The "temple for contemplation" construct is the most damaging myth about museums in existence today. It doesn't match actual visitor behavior (most people visit museums in groups and self-report that their social experience is one of the top three reasons for their enjoyment of the museum). It doesn't match visitor motivation (John Falk's extensive visitor identity research has shown that "spiritual pilgrimage" fits a small minority of visit motivations). It doesn't match arts engagement preferences for active, social experiences. And yet it looms in the popular culture, preventing would-be participants of all backgrounds from discovering the ways that a museum visit can fulfill other identity-related needs.

Unsurprisingly, the museums that are bucking these trends are those that have embraced a different reference point: one of an interactive, educational, social experience. I'm talking about zoos, aquaria, science centers, and children's museums--all of which do a much better job supporting and stewarding diverse participation than traditional art, history, and science museums. These museums offer more inclusive experiences, and they reach broader audiences.

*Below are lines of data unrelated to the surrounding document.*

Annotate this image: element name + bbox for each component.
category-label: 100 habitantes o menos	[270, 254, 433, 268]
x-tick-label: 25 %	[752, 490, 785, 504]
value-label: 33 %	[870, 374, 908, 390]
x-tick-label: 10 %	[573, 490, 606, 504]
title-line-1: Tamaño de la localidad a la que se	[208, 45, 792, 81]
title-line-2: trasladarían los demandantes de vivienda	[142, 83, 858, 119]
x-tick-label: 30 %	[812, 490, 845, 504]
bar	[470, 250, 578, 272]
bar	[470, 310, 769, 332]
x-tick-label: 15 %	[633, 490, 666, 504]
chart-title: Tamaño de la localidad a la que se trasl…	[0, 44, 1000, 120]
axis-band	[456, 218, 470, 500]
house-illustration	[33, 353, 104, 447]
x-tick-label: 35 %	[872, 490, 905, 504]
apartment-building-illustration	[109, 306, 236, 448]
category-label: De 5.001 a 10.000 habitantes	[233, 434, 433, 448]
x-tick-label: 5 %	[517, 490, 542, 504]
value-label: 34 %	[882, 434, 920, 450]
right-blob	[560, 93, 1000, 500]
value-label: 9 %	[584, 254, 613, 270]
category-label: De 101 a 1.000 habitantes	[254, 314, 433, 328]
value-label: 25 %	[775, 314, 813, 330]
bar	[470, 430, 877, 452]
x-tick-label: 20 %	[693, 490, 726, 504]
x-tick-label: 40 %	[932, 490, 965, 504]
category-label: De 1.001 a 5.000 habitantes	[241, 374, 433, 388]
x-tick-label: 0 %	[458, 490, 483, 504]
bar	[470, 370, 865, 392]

The most galling artifact of white privilege in museums is expressed in their extreme reluctance to confront the reality of increasing irrelevance. Only an organization in the most privileged position could experience declining participation and argue that its relevance is increased because of its relative rarity. Only an organization suffering from extreme delusion and a healthy endowment could dismiss inclusive forms of engagement as "pandering." I have worked with white museums in majority-black cities that are neither willing nor forced to accept the fact that they are not representative of their communities. The fact that a city or state history museum could blithely disenfranchise the majority of its citizens is shocking. And it's made possible because of the privileged position of Whiteness.

How is this discussion different in 2013 than it was in the 1980s and 1990s, when the "diversity wars" were raging at museums and other arts institutions? When I look back on debates and writings from that time, the statements about inclusion and fairness are just as apt as if they were written today. The difference, I think, is two-fold:
  1. On the positive side, there is more data, and therefore more arsenal, to mount an argument that the position of Whiteness and privilege in traditional museums and arts institutions is unrepresentative of our entire population's interests and needs. Shifting ideas about authority, access to information, and arts participation crosses racial, socio-economic, and generational boundaries. White privilege is becoming increasingly antiquated and indefensible. 
  2. On the negative side, increased efforts at inclusion have been treated primarily as add-ons and not as necessary changes to the heart of white institutions. Now, when asked about diversity, most white institutions can point to a particular program or initiatives and say, "we've got that covered." In the worst cases, demographically-targeted programs can be used as fundraising shills ("poverty pimping") to protect the white privilege machine that most of the budget fuels. The overall result is that white museums are grossly unprepared to meet the challenge of dramatic shifts in demographics and cultural engagement interests. They've added colorful patches to their garments when the whole cloth needs to change. 
I am a white woman. I cannot change my race or gender. What I can do is acknowledge the privileged frame which I have been granted, and try with humility and openness to relentlessly challenge and expand it. I feel this is something that we have to do both personally and institutionally to make our organizations as relevant and essential as possible.